Droht die nächste Pandemie? H5N1 und die Risiken der Vogelgrippe
Mehr als zwei Jahre nach den ersten Anzeichen der Vogelgrippe in den USA bleibt die Lage unklar. Erste Hinweise auf eine Übertragung des H5N1-Virus auf Säugetiere traten 2022 auf, als das Virus hunderte Seehunde in Neuengland und Quebec tötete. Ein größerer Ausbruch ereignete sich auf einer Nerzfarm in Spanien. Die Epidemologen warnen seit Jahrzehnten vor den Risiken einer möglichen Vogelgrippe-Pandemie und jede neue Entwicklung erscheint wie ein weiterer Teil einer wohlbekannten Geschichte.
Die jüngsten Ausbrüche auf amerikanischen Milchviehbetrieben begannen im März dieses Jahres, und im April wurde der erste menschliche Fall in den USA seit längerem festgestellt. Dies bedeutet, dass es nun über drei Monate her ist, seitdem der langgefürchtete Krankheitserreger in Amerika Infektionen verursacht hat. Dennoch gibt es immer noch keinen soliden Plan, um die Ausbreitung des Virus effektiv zu überwachen.
Im Vereinigten Königreich hat die dortige Gesundheitsbehörde kürzlich die Bedrohungsstufe auf 4 von 6 erhöht, unmittelbar bevor großflächige Ausbrüche bei Menschen erwartet werden. In Europa impfen Länder proaktiv Milch- und Geflügelarbeiter, wobei 15 Nationen insgesamt 40 Millionen Dosen über die Europäische Kommission gesichert haben. Dagegen nutzt die USA ihre vorhandenen Impfstoffbestände nicht und konzentriert sich lieber auf die Verteilung von freiwilligen Grippeimpfstoffen an Frontarbeiter.

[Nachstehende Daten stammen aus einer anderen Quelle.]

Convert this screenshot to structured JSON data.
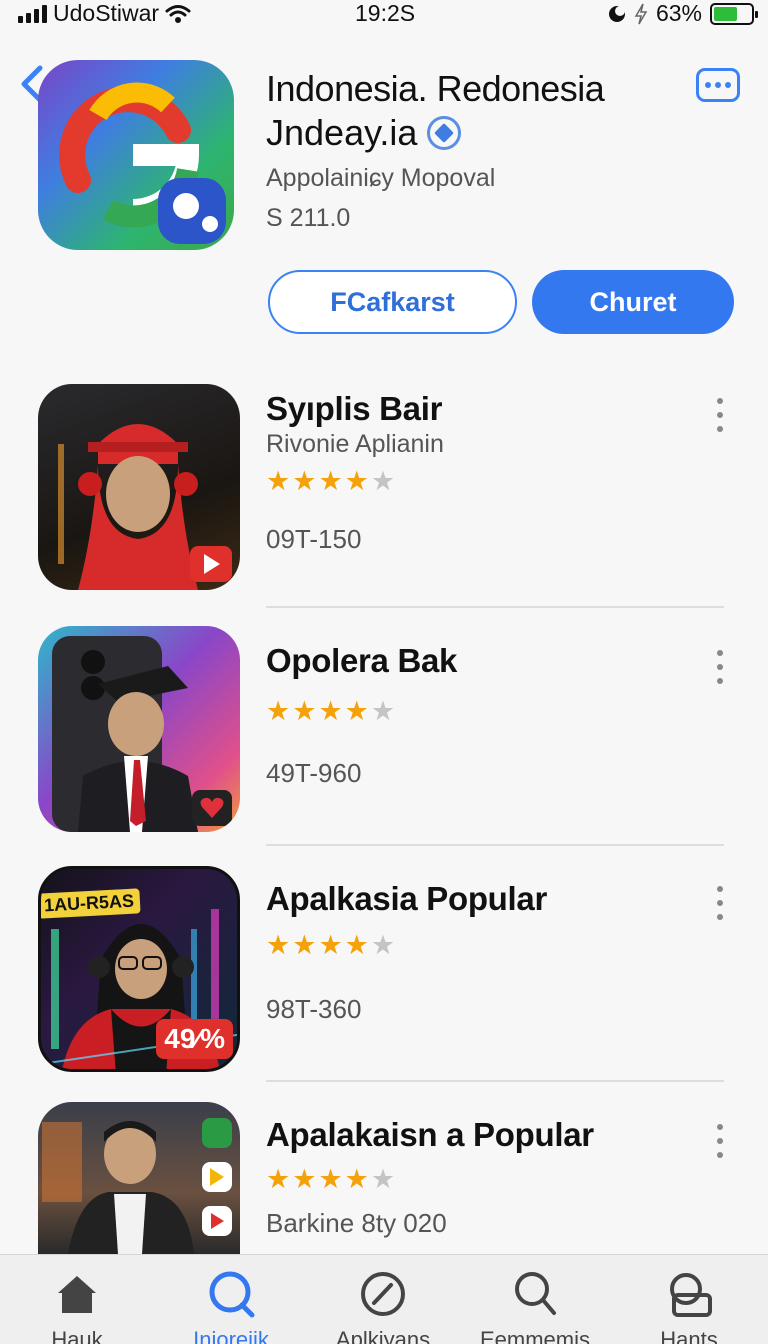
{
  "status_bar": {
    "carrier": "UdoStiwar",
    "time": "19:2S",
    "battery_percent": "63%",
    "battery_level": 0.63
  },
  "app": {
    "title_line1": "Indonesia. Redonesia",
    "title_line2": "Jndeay.ia",
    "developer": "Appolainiɕy Mopoval",
    "price": "S 211.0",
    "secondary_button": "FCafkarst",
    "primary_button": "Churet"
  },
  "colors": {
    "accent": "#3478f0",
    "star": "#f5a10a",
    "star_off": "#c4c4c4"
  },
  "list": [
    {
      "title": "Syıplis Bair",
      "subtitle": "Rivonie Aplianin",
      "rating": 4,
      "meta": "09T-150",
      "badge": "play-icon"
    },
    {
      "title": "Opolera Bak",
      "subtitle": "",
      "rating": 4,
      "meta": "49T-960",
      "badge": "heart-icon"
    },
    {
      "title": "Apalkasia Popular",
      "subtitle": "",
      "rating": 4,
      "meta": "98T-360",
      "badge_text": "49⁄%",
      "tag_text": "1AU-R5AS"
    },
    {
      "title": "Apalakaisn a Popular",
      "subtitle": "",
      "rating": 4,
      "meta": "Barkine 8ty 020"
    }
  ],
  "tabs": [
    {
      "label": "Hauk",
      "icon": "home-icon",
      "active": false
    },
    {
      "label": "Iniorejik",
      "icon": "search-icon",
      "active": true
    },
    {
      "label": "Aplkiyans",
      "icon": "compass-icon",
      "active": false
    },
    {
      "label": "Eemmemis",
      "icon": "search-icon",
      "active": false
    },
    {
      "label": "Hants",
      "icon": "chat-icon",
      "active": false
    }
  ]
}
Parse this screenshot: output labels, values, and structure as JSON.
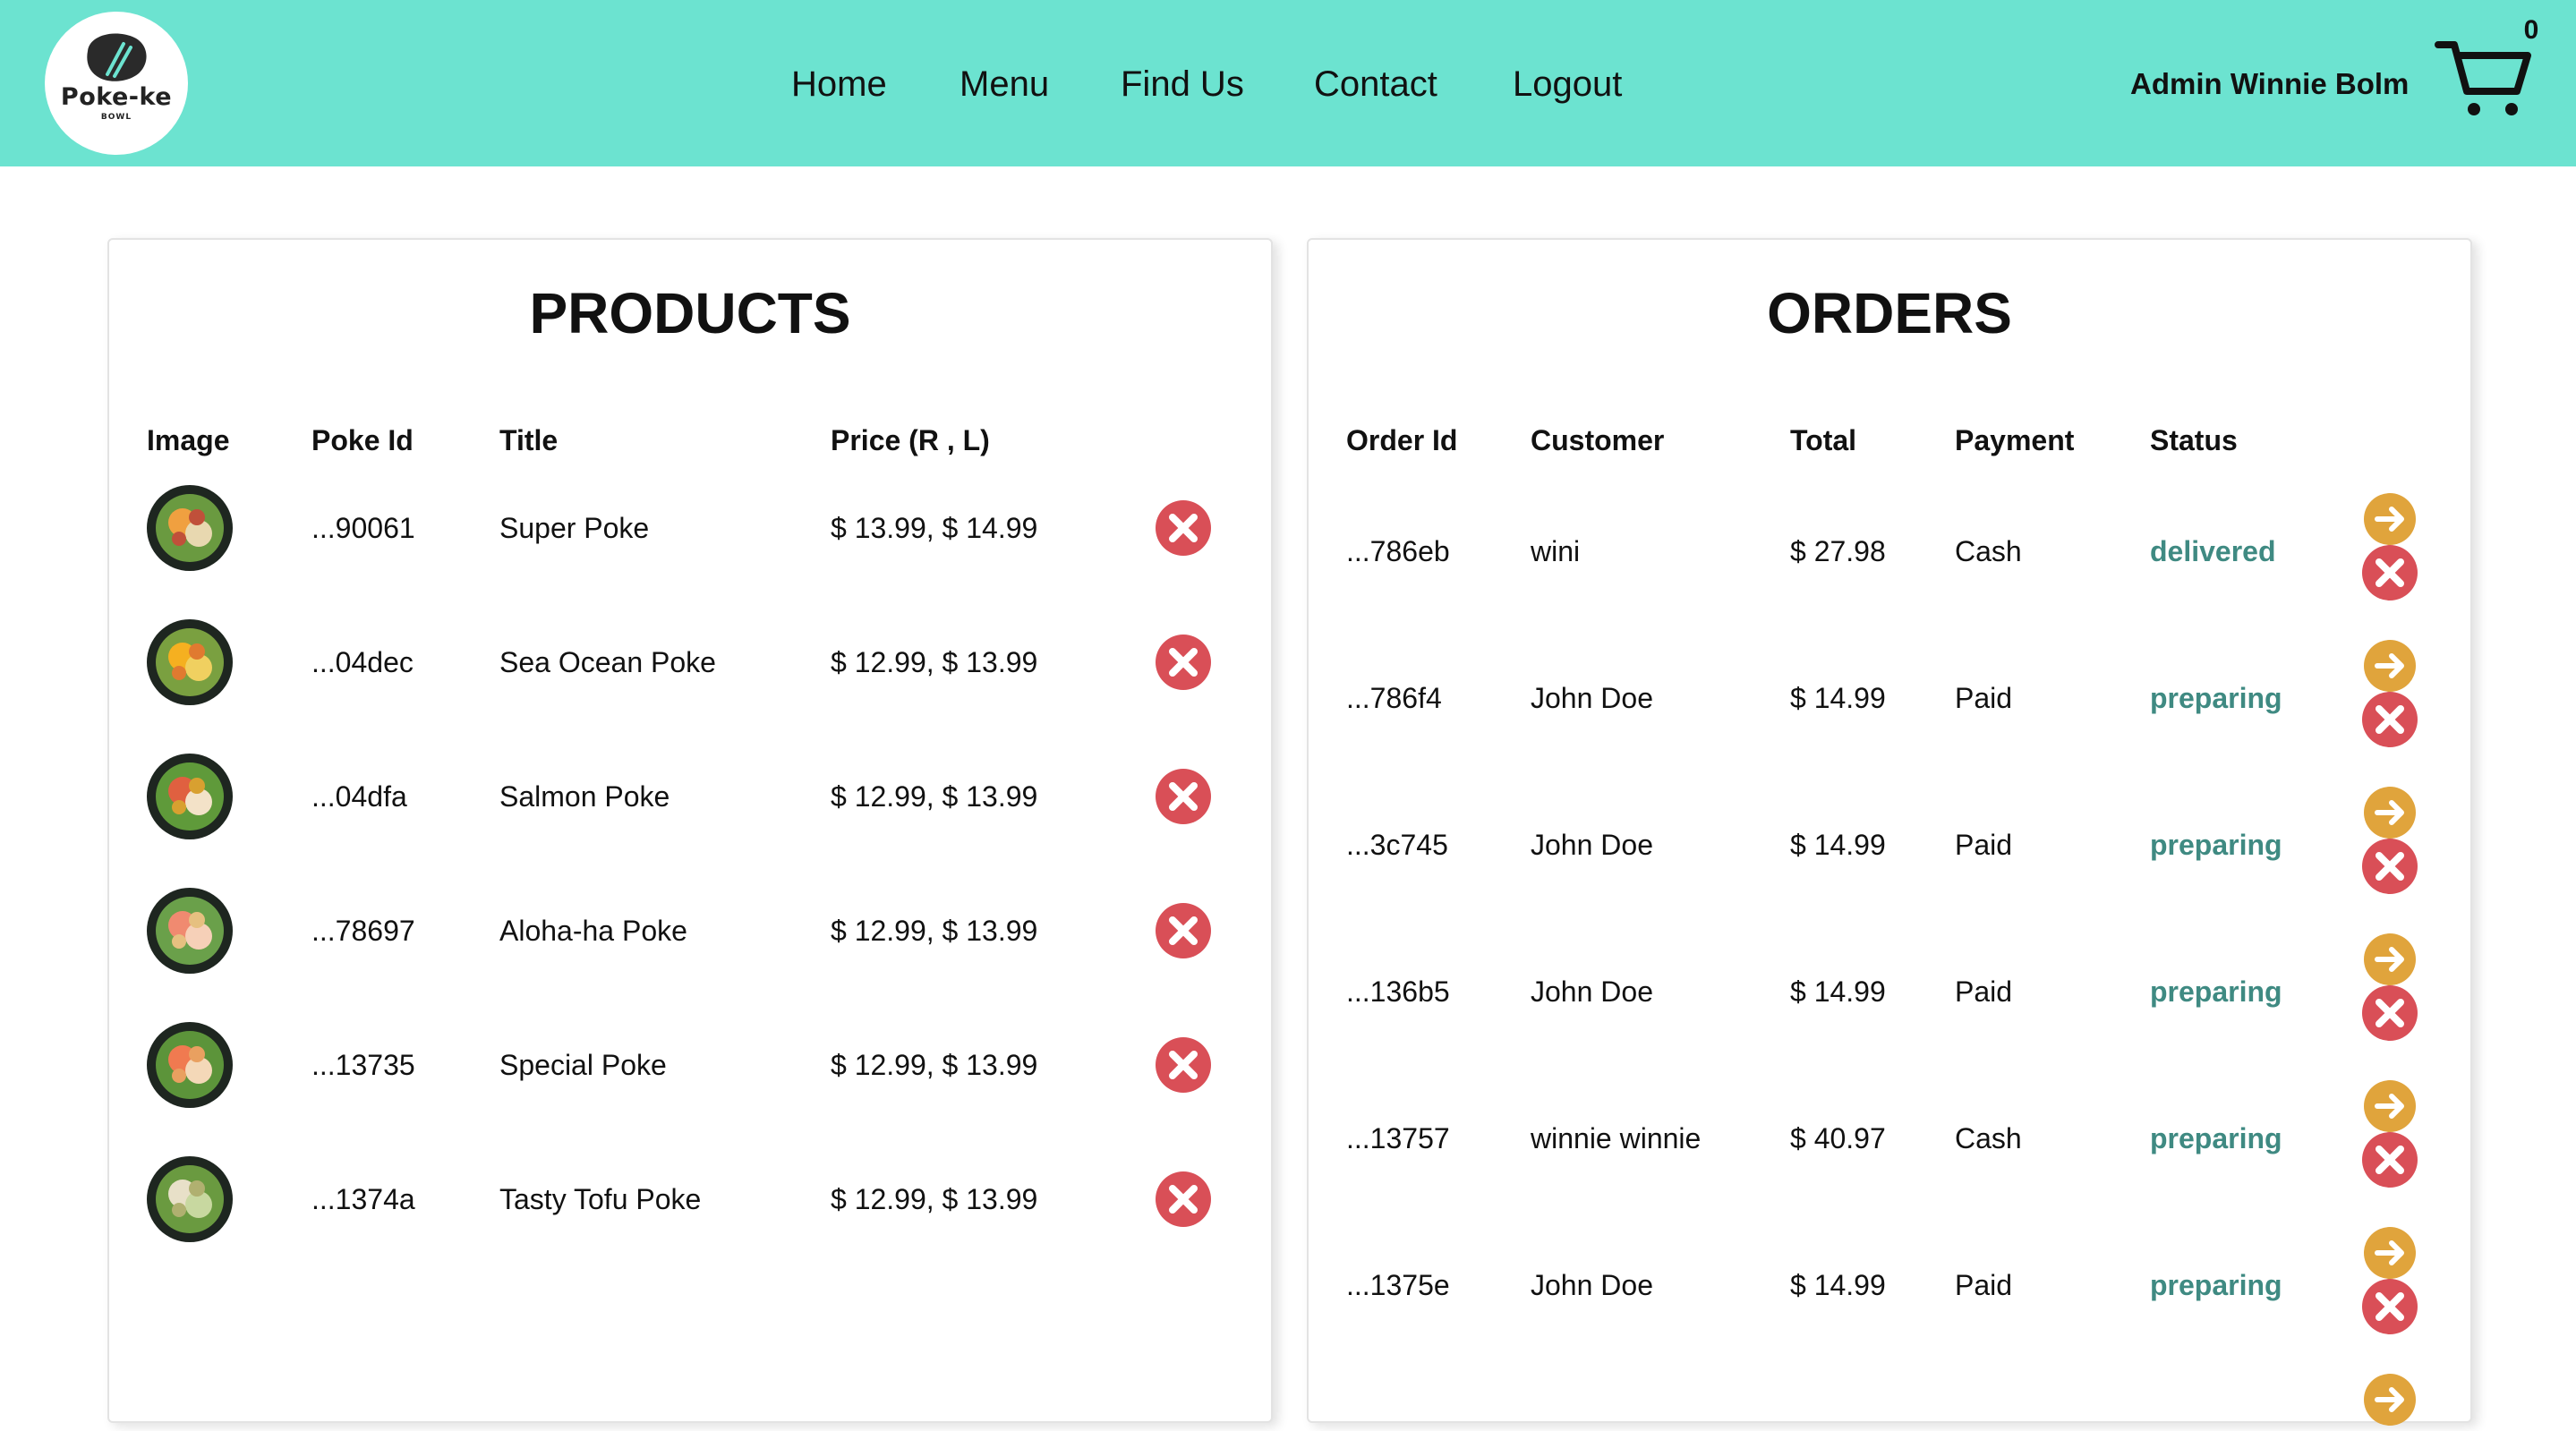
{
  "brand": {
    "logo_text": "Poke-ke",
    "logo_sub": "BOWL"
  },
  "nav": {
    "items": [
      "Home",
      "Menu",
      "Find Us",
      "Contact",
      "Logout"
    ]
  },
  "user": {
    "name": "Admin Winnie Bolm"
  },
  "cart": {
    "count": "0"
  },
  "colors": {
    "header": "#6ce3d0",
    "status": "#3f8a82",
    "delete": "#d94f57",
    "next": "#e0a43c"
  },
  "products": {
    "title": "PRODUCTS",
    "columns": [
      "Image",
      "Poke Id",
      "Title",
      "Price (R , L)"
    ],
    "rows": [
      {
        "id": "...90061",
        "title": "Super Poke",
        "price": "$ 13.99, $ 14.99"
      },
      {
        "id": "...04dec",
        "title": "Sea Ocean Poke",
        "price": "$ 12.99, $ 13.99"
      },
      {
        "id": "...04dfa",
        "title": "Salmon Poke",
        "price": "$ 12.99, $ 13.99"
      },
      {
        "id": "...78697",
        "title": "Aloha-ha Poke",
        "price": "$ 12.99, $ 13.99"
      },
      {
        "id": "...13735",
        "title": "Special Poke",
        "price": "$ 12.99, $ 13.99"
      },
      {
        "id": "...1374a",
        "title": "Tasty Tofu Poke",
        "price": "$ 12.99, $ 13.99"
      }
    ]
  },
  "orders": {
    "title": "ORDERS",
    "columns": [
      "Order Id",
      "Customer",
      "Total",
      "Payment",
      "Status"
    ],
    "rows": [
      {
        "id": "...786eb",
        "customer": "wini",
        "total": "$ 27.98",
        "payment": "Cash",
        "status": "delivered"
      },
      {
        "id": "...786f4",
        "customer": "John Doe",
        "total": "$ 14.99",
        "payment": "Paid",
        "status": "preparing"
      },
      {
        "id": "...3c745",
        "customer": "John Doe",
        "total": "$ 14.99",
        "payment": "Paid",
        "status": "preparing"
      },
      {
        "id": "...136b5",
        "customer": "John Doe",
        "total": "$ 14.99",
        "payment": "Paid",
        "status": "preparing"
      },
      {
        "id": "...13757",
        "customer": "winnie winnie",
        "total": "$ 40.97",
        "payment": "Cash",
        "status": "preparing"
      },
      {
        "id": "...1375e",
        "customer": "John Doe",
        "total": "$ 14.99",
        "payment": "Paid",
        "status": "preparing"
      }
    ]
  }
}
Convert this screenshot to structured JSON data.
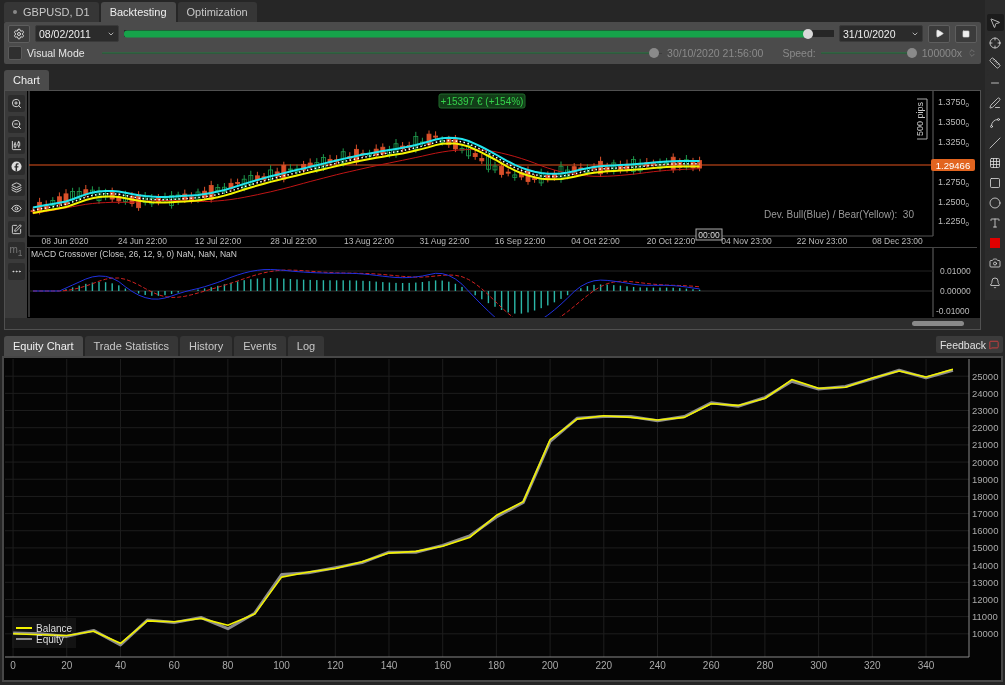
{
  "symbol_tab": {
    "label": "GBPUSD, D1"
  },
  "top_tabs": [
    {
      "label": "Backtesting",
      "selected": true
    },
    {
      "label": "Optimization",
      "selected": false
    }
  ],
  "controls": {
    "start_date": "08/02/2011",
    "progress": {
      "level": 0.97
    },
    "end_date": "31/10/2020",
    "visual_mode": {
      "label": "Visual Mode",
      "checked": false
    },
    "visual_progress": {
      "level": 0.995
    },
    "current_time": "30/10/2020 21:56:00",
    "speed_label": "Speed:",
    "speed": {
      "level": 1
    },
    "speed_value": "100000x"
  },
  "chart_tabs": [
    {
      "label": "Chart",
      "selected": true
    }
  ],
  "chart_tools_label": "m$_{1}$",
  "price_chart": {
    "profit_badge": "+15397 € (+154%)",
    "range_label": "500 pips",
    "current_price": "1.29466",
    "indicator_note": "Dev. Bull(Blue) / Bear(Yellow):  30",
    "cursor_time": "00:00",
    "price_axis": [
      {
        "value": "1.3750",
        "suffix": "0"
      },
      {
        "value": "1.3500",
        "suffix": "0"
      },
      {
        "value": "1.3250",
        "suffix": "0"
      },
      {
        "value": "1.2750",
        "suffix": "0"
      },
      {
        "value": "1.2500",
        "suffix": "0"
      },
      {
        "value": "1.2250",
        "suffix": "0"
      }
    ],
    "dates": [
      "08 Jun 2020",
      "24 Jun 22:00",
      "12 Jul 22:00",
      "28 Jul 22:00",
      "13 Aug 22:00",
      "31 Aug 22:00",
      "16 Sep 22:00",
      "04 Oct 22:00",
      "20 Oct 22:00",
      "04 Nov 23:00",
      "22 Nov 23:00",
      "08 Dec 23:00"
    ]
  },
  "macd": {
    "title": "MACD Crossover (Close, 26, 12, 9, 0) NaN, NaN, NaN",
    "axis": [
      "0.01000",
      "0.00000",
      "-0.01000"
    ]
  },
  "drawing_tools": [
    {
      "kind": "pointer",
      "selected": true
    },
    {
      "kind": "crosshair",
      "selected": false
    },
    {
      "kind": "measure",
      "selected": false
    },
    {
      "kind": "hline",
      "selected": false
    },
    {
      "kind": "pen",
      "selected": false
    },
    {
      "kind": "fan",
      "selected": false
    },
    {
      "kind": "channel",
      "selected": false
    },
    {
      "kind": "grid",
      "selected": false
    },
    {
      "kind": "rectangle",
      "selected": false
    },
    {
      "kind": "ellipse",
      "selected": false
    },
    {
      "kind": "text",
      "selected": false
    },
    {
      "kind": "color",
      "selected": false
    },
    {
      "kind": "camera",
      "selected": false
    },
    {
      "kind": "alert",
      "selected": false
    }
  ],
  "bottom_tabs": [
    {
      "label": "Equity Chart",
      "selected": true
    },
    {
      "label": "Trade Statistics",
      "selected": false
    },
    {
      "label": "History",
      "selected": false
    },
    {
      "label": "Events",
      "selected": false
    },
    {
      "label": "Log",
      "selected": false
    }
  ],
  "feedback_button": "Feedback",
  "equity_chart": {
    "chart_data": {
      "type": "line",
      "x": [
        0,
        10,
        20,
        30,
        40,
        50,
        60,
        70,
        80,
        90,
        100,
        110,
        120,
        130,
        140,
        150,
        160,
        170,
        180,
        190,
        200,
        210,
        220,
        230,
        240,
        250,
        260,
        270,
        280,
        290,
        300,
        310,
        320,
        330,
        340,
        350
      ],
      "series": [
        {
          "name": "Balance",
          "color": "#f2f200",
          "values": [
            10000,
            9950,
            9900,
            10150,
            9450,
            10750,
            10700,
            10900,
            10500,
            11150,
            13300,
            13600,
            13800,
            14200,
            14700,
            14800,
            15100,
            15600,
            16900,
            17700,
            21300,
            22500,
            22700,
            22600,
            22450,
            22600,
            23400,
            23300,
            23700,
            24800,
            24300,
            24350,
            24900,
            25300,
            24950,
            25400
          ]
        },
        {
          "name": "Equity",
          "color": "#8c8c8c",
          "values": [
            10050,
            10000,
            9850,
            10200,
            9350,
            10800,
            10650,
            10950,
            10300,
            11200,
            13450,
            13550,
            13850,
            14150,
            14750,
            14750,
            15150,
            15700,
            16800,
            17650,
            21200,
            22550,
            22650,
            22650,
            22400,
            22650,
            23450,
            23250,
            23750,
            24700,
            24250,
            24400,
            24850,
            25350,
            24900,
            25350
          ]
        }
      ],
      "grid": true,
      "legend": "lower left",
      "xlim": [
        -3,
        356
      ],
      "ylim": [
        8650,
        26000
      ],
      "xticks": [
        0,
        20,
        40,
        60,
        80,
        100,
        120,
        140,
        160,
        180,
        200,
        220,
        240,
        260,
        280,
        300,
        320,
        340
      ],
      "yticks": [
        10000,
        11000,
        12000,
        13000,
        14000,
        15000,
        16000,
        17000,
        18000,
        19000,
        20000,
        21000,
        22000,
        23000,
        24000,
        25000
      ]
    }
  }
}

Während die Centers for Disease Control and Prevention (CDC) ihre Inaktivität mit der niedrigen Anzahl von Fällen rechtfertigen, wurden erst kürzlich Mittel zur Förderung von flächendeckenden Tests mobilisiert. In den ersten Monaten des Ausbruchs wurden nur 45 Personen getestet; sechs Wochen später waren es kaum mehr als 230. Dies zeigt eine bemerkenswerte Langsamkeit angesichts der möglichen Risiken.
Weltweit hat H5N1 über 500 Vogel- und Säugetierarten infiziert, wie Sharon Guynup für Mongabay dokumentiert hat. In den USA sind über 100 Millionen Hühner in 48 Staaten und 178 Rinderherden in mehr als einem Dutzend Staaten betroffen. Verzögerungen in der Berichterstattung machen eine effektive Kontrolle der Ausbreitung schwierig, und viele amerikanische Milchviehbetriebe testen nur sporadisch auf H5N1, oftmals aus Furcht vor Stigmatisierung.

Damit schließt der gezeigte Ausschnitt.